Trademark: Descriptive or Generic, Distinctiveness Rules its Fate
The Supreme Court of United States (further referred as SCOTUS) in its June term resolved the longstanding issue of protecting generic domain names and trademarks. Over the past week, since the opinion was published on June 30th, the SCOTUS’s booking.com ruling has rocked the trademark world and has forced lawyers and practitioners to rethink the obvious question: “will my generic or descriptive trademark ever be protected? Will it ever receive that holy ® symbol?” The SCOTUS answers in affirmative. The majority opinion, penned by Justice Ruth Bader Ginsburg, affirmed that booking.com—while a weak trademark—is capable of distinguishing itself. The opinion of the court hinged on the issue that the registrability or protection of a “generic.com” trademark depends on “whether consumers in fact perceive that term as the name of a class or, instead, as a term capable of distinguishing among members of the class.”
The USPTO argued that granting protection to booking.com will deter competitors from using the term “booking” which should always be open for all to use. The court was of the opinion that a competitor’s use of the term booking will not infringe a registered trademark unless it is “likely to cause confusion”. The court was guided by the principle that “When a mark incorporates generic or highly descriptive components, consumers are less likely to think that other uses of the common element emanate from the mark’s owner. Similarly, “[i]n a ‘crowded’ field of look- alike marks” (e.g., hotel names including the word “grand”), consumers “may have learned to carefully pick out” one mark from another.” After discussing various settled principles on the law, the majority ruled that booking.com is capable of distinguishing itself and it must be granted a federal trademark registration.
This brings us to the inevitable question, which is, can generic or descriptive trademarks be granted protection in India? The Trademarks Act, 1999, says that such a mark can be registered provided that before the date of application the said trademark has acquired secondary meaning. However, it is extremely difficult (but not impossible!) to prove that one’s trademark has acquired a secondary meaning. The judicial trend however in this regard has been different. Recently, the Madras High Court’s ITC v. Nestle (Magic Masala) Judgment created headlines in the news. The High Court affirmed that the words Magic or Magical and Masala are common to trade and no one can claim monopoly over the terms. The Madras High Court however provided some clarification on the murky area of ‘acquiring distinctiveness’. It also opined that a suggestive expression like Magic Masala is used since 2010 and it could become distinctive mark entitled for protection only if it has been used interrupted for a long number of years.

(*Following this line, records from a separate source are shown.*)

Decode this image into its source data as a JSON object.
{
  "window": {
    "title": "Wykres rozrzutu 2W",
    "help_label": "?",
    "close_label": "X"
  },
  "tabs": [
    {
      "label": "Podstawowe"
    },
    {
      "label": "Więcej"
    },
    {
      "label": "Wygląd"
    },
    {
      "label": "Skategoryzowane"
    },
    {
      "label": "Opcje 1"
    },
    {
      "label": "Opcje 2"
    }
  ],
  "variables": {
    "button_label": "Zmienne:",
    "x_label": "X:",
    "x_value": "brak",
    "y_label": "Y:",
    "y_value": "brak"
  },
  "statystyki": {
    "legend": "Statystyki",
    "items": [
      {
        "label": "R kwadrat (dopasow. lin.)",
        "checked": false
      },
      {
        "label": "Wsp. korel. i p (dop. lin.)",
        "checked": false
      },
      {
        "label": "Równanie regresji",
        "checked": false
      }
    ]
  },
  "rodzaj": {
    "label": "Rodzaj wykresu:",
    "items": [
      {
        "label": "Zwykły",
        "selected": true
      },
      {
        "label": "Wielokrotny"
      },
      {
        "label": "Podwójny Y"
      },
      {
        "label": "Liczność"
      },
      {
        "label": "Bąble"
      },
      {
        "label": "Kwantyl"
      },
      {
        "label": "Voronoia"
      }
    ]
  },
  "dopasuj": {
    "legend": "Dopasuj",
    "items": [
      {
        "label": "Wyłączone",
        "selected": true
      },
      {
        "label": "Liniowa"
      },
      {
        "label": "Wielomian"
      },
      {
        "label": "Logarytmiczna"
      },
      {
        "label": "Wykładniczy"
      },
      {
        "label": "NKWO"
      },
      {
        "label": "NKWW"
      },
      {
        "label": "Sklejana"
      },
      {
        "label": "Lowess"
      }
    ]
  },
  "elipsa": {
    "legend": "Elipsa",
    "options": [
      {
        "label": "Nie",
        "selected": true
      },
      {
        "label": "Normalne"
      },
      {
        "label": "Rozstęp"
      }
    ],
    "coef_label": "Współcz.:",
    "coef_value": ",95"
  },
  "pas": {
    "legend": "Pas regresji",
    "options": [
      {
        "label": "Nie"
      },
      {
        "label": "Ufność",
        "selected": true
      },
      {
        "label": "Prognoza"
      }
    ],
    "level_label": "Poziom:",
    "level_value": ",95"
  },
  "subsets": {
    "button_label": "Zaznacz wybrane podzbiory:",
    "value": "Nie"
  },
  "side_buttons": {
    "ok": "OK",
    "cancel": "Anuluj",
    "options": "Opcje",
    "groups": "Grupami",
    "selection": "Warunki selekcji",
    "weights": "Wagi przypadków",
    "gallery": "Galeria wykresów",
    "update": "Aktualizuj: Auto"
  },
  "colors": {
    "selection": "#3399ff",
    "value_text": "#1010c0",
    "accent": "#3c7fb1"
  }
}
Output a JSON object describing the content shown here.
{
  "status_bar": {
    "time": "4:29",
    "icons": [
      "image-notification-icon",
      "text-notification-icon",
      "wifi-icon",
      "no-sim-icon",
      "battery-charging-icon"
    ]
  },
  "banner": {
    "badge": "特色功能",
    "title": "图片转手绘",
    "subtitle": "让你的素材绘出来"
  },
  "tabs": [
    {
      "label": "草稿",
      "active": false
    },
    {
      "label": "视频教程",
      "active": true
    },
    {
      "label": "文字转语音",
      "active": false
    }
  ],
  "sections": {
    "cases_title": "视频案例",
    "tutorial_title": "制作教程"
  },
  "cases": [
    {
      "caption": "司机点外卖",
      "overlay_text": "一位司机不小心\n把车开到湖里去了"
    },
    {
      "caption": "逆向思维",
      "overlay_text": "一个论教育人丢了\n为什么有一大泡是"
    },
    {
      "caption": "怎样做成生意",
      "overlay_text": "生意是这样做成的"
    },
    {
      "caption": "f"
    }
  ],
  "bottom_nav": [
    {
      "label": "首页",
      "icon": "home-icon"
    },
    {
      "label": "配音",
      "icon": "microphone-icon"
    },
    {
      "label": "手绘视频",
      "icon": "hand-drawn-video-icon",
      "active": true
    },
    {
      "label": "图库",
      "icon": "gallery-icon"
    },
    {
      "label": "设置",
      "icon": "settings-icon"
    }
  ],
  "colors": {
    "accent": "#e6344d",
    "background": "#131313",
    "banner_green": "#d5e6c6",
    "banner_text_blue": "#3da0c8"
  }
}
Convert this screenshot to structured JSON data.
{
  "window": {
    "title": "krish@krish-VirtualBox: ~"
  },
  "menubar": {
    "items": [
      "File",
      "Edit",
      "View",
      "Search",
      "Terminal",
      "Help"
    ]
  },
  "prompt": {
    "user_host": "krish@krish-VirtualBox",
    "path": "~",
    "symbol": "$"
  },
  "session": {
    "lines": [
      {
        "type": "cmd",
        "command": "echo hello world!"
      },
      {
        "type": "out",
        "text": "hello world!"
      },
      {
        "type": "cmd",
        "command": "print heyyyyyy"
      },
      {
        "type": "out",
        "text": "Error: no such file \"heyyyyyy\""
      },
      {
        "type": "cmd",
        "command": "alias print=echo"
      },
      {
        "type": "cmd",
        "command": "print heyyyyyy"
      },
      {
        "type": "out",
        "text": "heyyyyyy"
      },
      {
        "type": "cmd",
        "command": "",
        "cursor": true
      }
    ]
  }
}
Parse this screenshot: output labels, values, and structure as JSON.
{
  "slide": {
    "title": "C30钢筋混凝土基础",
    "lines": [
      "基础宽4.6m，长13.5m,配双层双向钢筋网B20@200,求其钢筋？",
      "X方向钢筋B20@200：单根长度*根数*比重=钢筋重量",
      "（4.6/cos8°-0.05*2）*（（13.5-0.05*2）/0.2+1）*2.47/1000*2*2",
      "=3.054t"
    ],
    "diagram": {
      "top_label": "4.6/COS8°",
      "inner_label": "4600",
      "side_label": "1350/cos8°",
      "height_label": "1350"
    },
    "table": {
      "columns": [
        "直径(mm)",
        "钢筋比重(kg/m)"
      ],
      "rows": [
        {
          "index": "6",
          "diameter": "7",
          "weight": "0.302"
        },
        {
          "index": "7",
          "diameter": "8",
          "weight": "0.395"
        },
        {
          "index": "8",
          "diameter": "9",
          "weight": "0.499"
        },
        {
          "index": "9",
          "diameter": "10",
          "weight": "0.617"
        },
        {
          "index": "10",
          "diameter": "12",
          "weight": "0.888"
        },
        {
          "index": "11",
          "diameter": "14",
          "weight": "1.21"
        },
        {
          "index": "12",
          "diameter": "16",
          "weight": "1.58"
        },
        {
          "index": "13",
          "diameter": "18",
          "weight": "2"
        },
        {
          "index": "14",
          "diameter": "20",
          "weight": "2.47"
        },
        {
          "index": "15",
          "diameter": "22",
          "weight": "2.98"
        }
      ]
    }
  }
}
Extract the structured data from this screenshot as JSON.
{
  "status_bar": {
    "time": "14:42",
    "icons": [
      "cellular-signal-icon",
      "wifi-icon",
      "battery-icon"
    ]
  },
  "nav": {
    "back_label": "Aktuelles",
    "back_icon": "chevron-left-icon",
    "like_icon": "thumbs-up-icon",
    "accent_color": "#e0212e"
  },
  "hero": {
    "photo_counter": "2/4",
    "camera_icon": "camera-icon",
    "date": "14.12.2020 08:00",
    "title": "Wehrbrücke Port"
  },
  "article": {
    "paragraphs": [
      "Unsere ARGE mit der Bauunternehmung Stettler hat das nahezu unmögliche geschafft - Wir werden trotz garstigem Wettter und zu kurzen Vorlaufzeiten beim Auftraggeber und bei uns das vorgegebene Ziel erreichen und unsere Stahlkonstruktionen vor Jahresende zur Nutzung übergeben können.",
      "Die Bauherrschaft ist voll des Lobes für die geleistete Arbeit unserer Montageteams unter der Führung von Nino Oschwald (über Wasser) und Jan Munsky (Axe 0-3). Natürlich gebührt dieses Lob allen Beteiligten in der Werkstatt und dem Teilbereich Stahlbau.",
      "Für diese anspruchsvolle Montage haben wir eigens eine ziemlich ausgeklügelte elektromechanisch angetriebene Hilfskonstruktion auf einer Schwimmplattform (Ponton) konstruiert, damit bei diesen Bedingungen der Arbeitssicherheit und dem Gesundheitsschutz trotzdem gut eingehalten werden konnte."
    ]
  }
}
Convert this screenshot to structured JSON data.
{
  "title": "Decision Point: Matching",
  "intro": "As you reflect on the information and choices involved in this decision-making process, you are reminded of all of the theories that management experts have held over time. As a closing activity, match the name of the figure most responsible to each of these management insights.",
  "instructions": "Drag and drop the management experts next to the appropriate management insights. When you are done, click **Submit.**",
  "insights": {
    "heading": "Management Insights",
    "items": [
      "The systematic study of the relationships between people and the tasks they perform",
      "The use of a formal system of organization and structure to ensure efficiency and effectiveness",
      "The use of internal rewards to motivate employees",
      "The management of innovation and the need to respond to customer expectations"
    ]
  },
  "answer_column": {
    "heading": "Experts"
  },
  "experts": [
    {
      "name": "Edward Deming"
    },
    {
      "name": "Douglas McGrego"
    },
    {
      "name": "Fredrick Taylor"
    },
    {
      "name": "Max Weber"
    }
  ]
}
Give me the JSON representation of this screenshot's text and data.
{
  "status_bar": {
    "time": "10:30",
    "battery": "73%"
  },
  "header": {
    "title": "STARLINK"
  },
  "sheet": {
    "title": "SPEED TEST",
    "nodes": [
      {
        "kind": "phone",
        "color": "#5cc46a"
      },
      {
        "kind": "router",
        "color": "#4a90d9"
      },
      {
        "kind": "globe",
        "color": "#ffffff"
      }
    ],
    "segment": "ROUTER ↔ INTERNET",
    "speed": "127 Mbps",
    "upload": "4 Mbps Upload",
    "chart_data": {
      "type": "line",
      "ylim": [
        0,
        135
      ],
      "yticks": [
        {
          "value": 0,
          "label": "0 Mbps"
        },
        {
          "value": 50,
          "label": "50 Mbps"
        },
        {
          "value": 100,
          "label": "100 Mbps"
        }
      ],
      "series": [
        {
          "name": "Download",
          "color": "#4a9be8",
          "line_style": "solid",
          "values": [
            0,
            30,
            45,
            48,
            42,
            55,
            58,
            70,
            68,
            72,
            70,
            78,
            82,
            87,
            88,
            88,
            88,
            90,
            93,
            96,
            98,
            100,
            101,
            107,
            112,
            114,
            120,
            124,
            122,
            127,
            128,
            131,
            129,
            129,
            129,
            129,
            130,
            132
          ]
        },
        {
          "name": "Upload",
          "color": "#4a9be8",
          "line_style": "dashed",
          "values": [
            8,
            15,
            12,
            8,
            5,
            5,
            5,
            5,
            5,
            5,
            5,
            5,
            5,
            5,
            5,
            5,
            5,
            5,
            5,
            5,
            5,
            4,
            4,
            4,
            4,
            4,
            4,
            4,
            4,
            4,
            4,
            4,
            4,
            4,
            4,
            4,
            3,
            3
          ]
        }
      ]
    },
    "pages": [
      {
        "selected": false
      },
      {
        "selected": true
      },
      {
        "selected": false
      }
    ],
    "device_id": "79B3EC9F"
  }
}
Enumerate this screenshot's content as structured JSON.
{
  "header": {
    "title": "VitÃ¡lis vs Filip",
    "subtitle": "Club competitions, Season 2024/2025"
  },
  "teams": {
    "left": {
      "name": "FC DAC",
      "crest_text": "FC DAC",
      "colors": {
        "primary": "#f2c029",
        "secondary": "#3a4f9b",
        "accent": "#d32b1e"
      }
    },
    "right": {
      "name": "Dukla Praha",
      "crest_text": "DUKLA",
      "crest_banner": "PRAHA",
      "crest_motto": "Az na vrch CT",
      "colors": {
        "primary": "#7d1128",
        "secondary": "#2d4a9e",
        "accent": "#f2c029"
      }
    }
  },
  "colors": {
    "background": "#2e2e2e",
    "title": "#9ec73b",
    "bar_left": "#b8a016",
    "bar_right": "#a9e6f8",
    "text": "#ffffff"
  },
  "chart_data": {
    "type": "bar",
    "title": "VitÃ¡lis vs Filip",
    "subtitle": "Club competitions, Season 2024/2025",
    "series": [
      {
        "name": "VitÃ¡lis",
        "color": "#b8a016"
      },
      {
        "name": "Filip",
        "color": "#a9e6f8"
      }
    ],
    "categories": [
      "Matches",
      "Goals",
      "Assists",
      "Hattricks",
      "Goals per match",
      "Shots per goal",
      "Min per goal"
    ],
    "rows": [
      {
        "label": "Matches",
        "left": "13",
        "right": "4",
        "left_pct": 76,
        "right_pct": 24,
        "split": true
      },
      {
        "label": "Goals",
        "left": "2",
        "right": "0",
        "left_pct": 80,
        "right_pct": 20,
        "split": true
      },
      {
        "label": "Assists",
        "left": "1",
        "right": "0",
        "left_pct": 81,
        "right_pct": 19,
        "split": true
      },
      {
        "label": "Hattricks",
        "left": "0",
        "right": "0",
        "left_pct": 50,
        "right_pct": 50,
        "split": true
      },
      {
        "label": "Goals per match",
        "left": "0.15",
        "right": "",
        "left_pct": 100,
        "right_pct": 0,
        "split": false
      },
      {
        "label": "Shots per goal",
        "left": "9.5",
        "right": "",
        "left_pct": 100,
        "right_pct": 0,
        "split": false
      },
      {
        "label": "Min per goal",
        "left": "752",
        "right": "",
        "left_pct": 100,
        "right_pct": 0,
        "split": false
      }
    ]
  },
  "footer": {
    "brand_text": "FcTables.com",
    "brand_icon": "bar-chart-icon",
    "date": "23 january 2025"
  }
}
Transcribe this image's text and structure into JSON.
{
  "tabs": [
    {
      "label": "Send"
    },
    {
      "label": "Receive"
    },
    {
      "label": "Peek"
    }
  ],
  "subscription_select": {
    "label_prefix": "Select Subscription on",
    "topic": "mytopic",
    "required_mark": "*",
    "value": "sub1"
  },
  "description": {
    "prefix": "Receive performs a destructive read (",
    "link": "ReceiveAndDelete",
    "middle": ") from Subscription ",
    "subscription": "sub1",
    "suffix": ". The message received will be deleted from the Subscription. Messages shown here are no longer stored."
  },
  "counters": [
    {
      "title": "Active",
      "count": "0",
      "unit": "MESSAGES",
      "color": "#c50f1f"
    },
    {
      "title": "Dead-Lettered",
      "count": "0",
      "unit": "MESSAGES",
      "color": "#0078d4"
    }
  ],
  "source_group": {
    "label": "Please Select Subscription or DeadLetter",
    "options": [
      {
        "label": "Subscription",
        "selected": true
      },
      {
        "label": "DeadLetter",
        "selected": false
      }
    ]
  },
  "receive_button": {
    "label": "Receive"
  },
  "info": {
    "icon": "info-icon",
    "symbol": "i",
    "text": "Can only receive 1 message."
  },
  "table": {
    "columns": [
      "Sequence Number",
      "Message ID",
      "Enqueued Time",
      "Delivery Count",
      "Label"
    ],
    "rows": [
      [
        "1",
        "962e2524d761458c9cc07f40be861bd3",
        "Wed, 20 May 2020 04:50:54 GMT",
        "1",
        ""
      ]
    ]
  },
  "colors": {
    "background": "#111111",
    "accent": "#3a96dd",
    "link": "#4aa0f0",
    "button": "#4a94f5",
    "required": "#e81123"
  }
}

In the past several other courts have held that descriptive marks cannot be granted protection. The first case that requires discussion is the Losorb Case which was decided in 2010 by the High Court of Delhi. Marico Ltd. attempted to restrain Agro Tech Foods from infringing its registered trademarks LOSORB & LO-SORB for its edible oils. Agro Tech had adopted a sub-brand for its edible oils which read “WITH LOW ABSORB TECHNOLOGY”. Marico alleged that LOW ABSORB infringes its rights in its trademark LOSORB. The High Court opined that LOSORB is a descriptive expression/adjective and is a combination of two popular English words which describe the characteristic of the goods and therefore refused to grant injunction to Marico Ltd.
In two other judicial decision pertaining to the use of the trademark/words “Sugar Free”, the High Court of Delhi while discussing descriptive nature of the trademark stated that “A sweetener is known to exist only when added to foods and beverages, its identity in terms of its functional utility is quite “dissolved” or metamorphosed in the foods and beverages to which it is added. Thus, the expression “Sugar Free”, when used in relation to a sweetener/sugar substitute, may not really describe a sweetener in the sense of its generic meaning, nevertheless, it connotes the specific nature and characteristic of the foods and beverages to which it is added. Thus, the expression “sugar free”, when used in relation to a sweetener/sugar substitute, may not be “descriptive in meaning” but it is certainly “descriptive in understanding”. The court however directed the defendant in the Sugar Free Case to reduce the font size of the words Sugar Free appearing on their packaging. The judicial trend in India till date has been that generic and descriptive cannot be accorded monopoly. However, the courts have constantly kept the window of ‘acquired distinctiveness’ open for all generic and descriptive trademarks. How can one really prove that their trademark has acquired a level of distinctiveness? There is no yard stick to prove the same but factors like extensive marketing & advertisements, long and uninterrupted use in the market, consumer’s association of the trademark with the manufacturer etc. are some of the factors that might help in this aspect.
In conclusion, it is too soon to answer how the Booking.com judgment affect the registration of generic or descriptive trademarks in India. For now, all generic and descriptive trademarks in India must stand the test of time to reach the promised land of ‘exclusivity’ and ‘trademark registration’.